Anthony J. O'Donnell: O'Malley placing children at risk
Gov. Martin O'Malley has taken public pride in his administration with regards to public safety. He has touted his self-styled successes, while ignoring the realities of his administration's mismanaged failures. Gov. O'Malley has promised Maryland many things, but the most troubling broken promises are those he made regarding the safety and security of our children.
Since the O'Malley administration took office, it has ignored at least three laws designed to protect our children from sexual predators and repeat abusers. Offenders have been released without the benefit of mental health risk assessments, required by a law passed in 2007. Child-sex offenders also have been released from prison and into our communities without the extended supervision required under another existing law intended to prevent future assaults. A board to be appointed by the governor, designed to create strategies for dealing with sexual offenders, has never even met under this administration.
Now the General Assembly is preparing again to enact laws to further protect our citizens and our children from the criminals who seek to do them harm. It is imperative upon the O'Malley administration to ensure that this time, the laws endorsed by the representatives of the people are carried out. We don't need the governor to propose new laws as much as we need him to enforce existing law.

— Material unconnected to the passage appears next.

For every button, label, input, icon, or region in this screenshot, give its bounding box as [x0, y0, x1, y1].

Now consider the failures in Maryland's juvenile justice system. Since the O'Malley administration took office, there have been more than 100 escapes and AWOLs from Maryland's juvenile justice facilities. There have been numerous assaults on children in the care of the system and on employees of the department. In July, a juvenile being monitored by the department shot and critically wounded 5-year-old Raven Wyatt. Most recently, a teacher at the Cheltenham juvenile justice facility was murdered the suspect is a 13-year-old juvenile in department custody. These are serious indications of a dysfunctional and mismanaged system.

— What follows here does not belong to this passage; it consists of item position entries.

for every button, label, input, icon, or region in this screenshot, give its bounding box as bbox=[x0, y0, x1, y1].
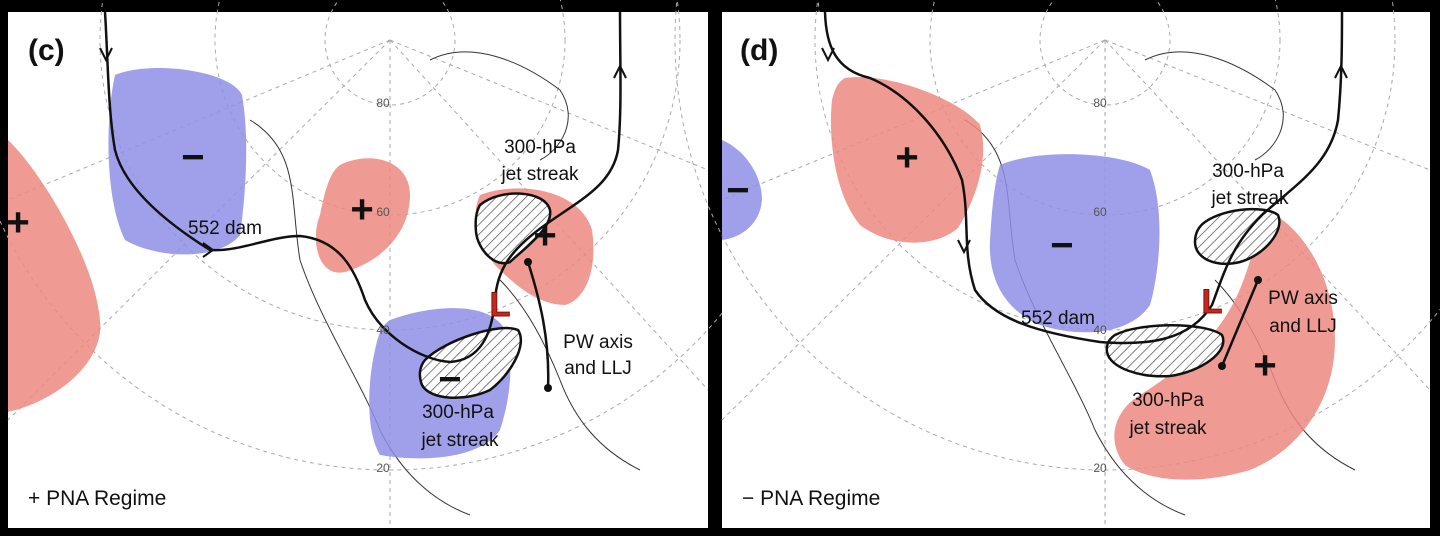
flow-arrow bbox=[957, 239, 971, 255]
flow-arrow bbox=[821, 47, 835, 63]
pw-axis-end bbox=[524, 258, 532, 266]
coastline bbox=[249, 51, 641, 516]
jet-label: jet streak bbox=[420, 430, 499, 451]
flow-arrow bbox=[613, 63, 627, 79]
negative-anomaly bbox=[722, 140, 762, 240]
jet-label: 300-hPa bbox=[1212, 161, 1284, 182]
anomaly-sign: − bbox=[181, 136, 204, 180]
grid-meridian bbox=[1104, 39, 1431, 171]
pw-label: PW axis bbox=[563, 332, 633, 353]
grid-meridian bbox=[389, 39, 709, 391]
latitude-label: 40 bbox=[376, 323, 390, 337]
panel-c: (c) + PNA Regime 552 dam 300-hPa jet str… bbox=[0, 0, 821, 528]
anomaly-sign: − bbox=[1050, 224, 1073, 268]
height-contour bbox=[823, 11, 1344, 345]
regime-label: + PNA Regime bbox=[28, 487, 166, 510]
latitude-label: 80 bbox=[376, 96, 390, 110]
positive-anomaly bbox=[8, 140, 101, 412]
jet-label: 300-hPa bbox=[422, 402, 494, 423]
grid-circle bbox=[1039, 0, 1171, 106]
panel-label: (d) bbox=[740, 34, 778, 67]
low-center: L bbox=[490, 286, 511, 324]
anomaly-sign: + bbox=[350, 188, 373, 232]
grid-meridian bbox=[7, 39, 391, 201]
latitude-label: 60 bbox=[1093, 205, 1107, 219]
jet-streak bbox=[474, 192, 552, 265]
jet-label: 300-hPa bbox=[504, 137, 576, 158]
pw-axis bbox=[526, 261, 550, 389]
grid-meridian bbox=[389, 39, 709, 171]
flow-arrow bbox=[1334, 63, 1348, 79]
anomaly-sign: + bbox=[895, 136, 918, 180]
regime-label: − PNA Regime bbox=[742, 487, 880, 510]
latitude-label: 40 bbox=[1093, 323, 1107, 337]
anomaly-sign: + bbox=[533, 214, 556, 258]
height-contour bbox=[103, 11, 622, 364]
grid-meridian bbox=[721, 39, 1106, 421]
flow-arrow bbox=[202, 242, 215, 258]
grid-meridian bbox=[721, 39, 1106, 201]
pw-axis-end bbox=[1254, 276, 1262, 284]
anomaly-sign: − bbox=[726, 169, 749, 213]
grid-circle bbox=[324, 0, 456, 106]
grid-circle bbox=[814, 0, 1396, 331]
anomaly-sign: + bbox=[1253, 344, 1276, 388]
pw-label: and LLJ bbox=[1269, 316, 1337, 337]
negative-anomaly bbox=[108, 67, 247, 255]
low-center: L bbox=[1202, 283, 1223, 321]
pw-axis-end bbox=[1218, 362, 1226, 370]
positive-anomaly bbox=[830, 77, 984, 243]
latitude-label: 60 bbox=[376, 205, 390, 219]
pw-axis-end bbox=[544, 384, 552, 392]
negative-anomaly bbox=[989, 154, 1160, 333]
jet-streak bbox=[1105, 324, 1225, 378]
pw-axis bbox=[1220, 279, 1260, 367]
grid-circle bbox=[99, 0, 681, 331]
jet-streak bbox=[418, 326, 523, 400]
jet-label: jet streak bbox=[1128, 418, 1207, 439]
grid-circle bbox=[674, 0, 1440, 471]
anomaly-sign: − bbox=[438, 358, 461, 402]
positive-anomaly bbox=[1114, 212, 1335, 480]
latitude-label: 20 bbox=[376, 461, 390, 475]
jet-label: jet streak bbox=[1210, 188, 1289, 209]
pw-label: and LLJ bbox=[564, 358, 632, 379]
flow-arrow bbox=[99, 47, 113, 63]
panel-label: (c) bbox=[28, 34, 65, 67]
panel-d: (d) − PNA Regime 552 dam 300-hPa jet str… bbox=[674, 0, 1440, 528]
anomaly-sign: + bbox=[6, 201, 29, 245]
jet-label: 300-hPa bbox=[1132, 390, 1204, 411]
jet-label: jet streak bbox=[500, 164, 579, 185]
contour-label: 552 dam bbox=[188, 218, 262, 239]
positive-anomaly bbox=[315, 158, 410, 273]
latitude-label: 80 bbox=[1093, 96, 1107, 110]
contour-label: 552 dam bbox=[1021, 308, 1095, 329]
latitude-label: 20 bbox=[1093, 461, 1107, 475]
jet-streak bbox=[1193, 207, 1281, 265]
pw-label: PW axis bbox=[1268, 288, 1338, 309]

In a particularly horrifying survey released in January by the U.S. Department of Justice, more than 30 percent of youths at the Backbone Mountain Youth Center in Western Maryland reported being sexually victimized by staff. That survey interviewed youths at 195 facilities nationwide, and only six had sexual abuse rates of 30 percent or higher, with the Maryland facility being one of the worst in the country.
Twice in the past two years, the House Republican Caucus has called for accountability from the administration for failures in the juvenile justice system. In July, the response from Department of Juvenile Services Secretary Donald DeVore to concerns that I and others in the legislature were raising about these problems indicated a complete denial of the mismanagement under his leadership. He led us to believe that reports of trouble in this badly broken system were exaggerated. This kind of response is hardly indicative of the kind of accountability promised by Gov. O'Malley.
The Department of Juvenile Services is an executive branch agency, and its secretary serves at the pleasure of the governor. The state of affairs at DJS is untenable, and it is time for the governor to act with resolve and executive leadership.
I have therefore called upon Gov. O'Malley to ask for the resignation of Secretary DeVore, and for him to appoint a new administrator and a new leadership team for the Department of Juvenile Services. The governor needs a department head who will respond to the failures of the system and, most importantly, the needs of the children in the system, the employees of the system and the community that depends on the system.
Gov. O'Malley's administration has failed in its essential duty to ensure public safety by adequately administering the Department of Juvenile Services. It must act to stop further damage to the children of Maryland in a mismanaged system.
Gov. O'Malley cannot be allowed to continue to choose what he will take credit for and what he will blame on others he must take credit for the whole of his administration's actions, or lack thereof, especially where public safety and juvenile services are concerned.
Del. Anthony J. O'Donnell (R-Dist. 29C) of Lusby is House minority leader in the General Assembly.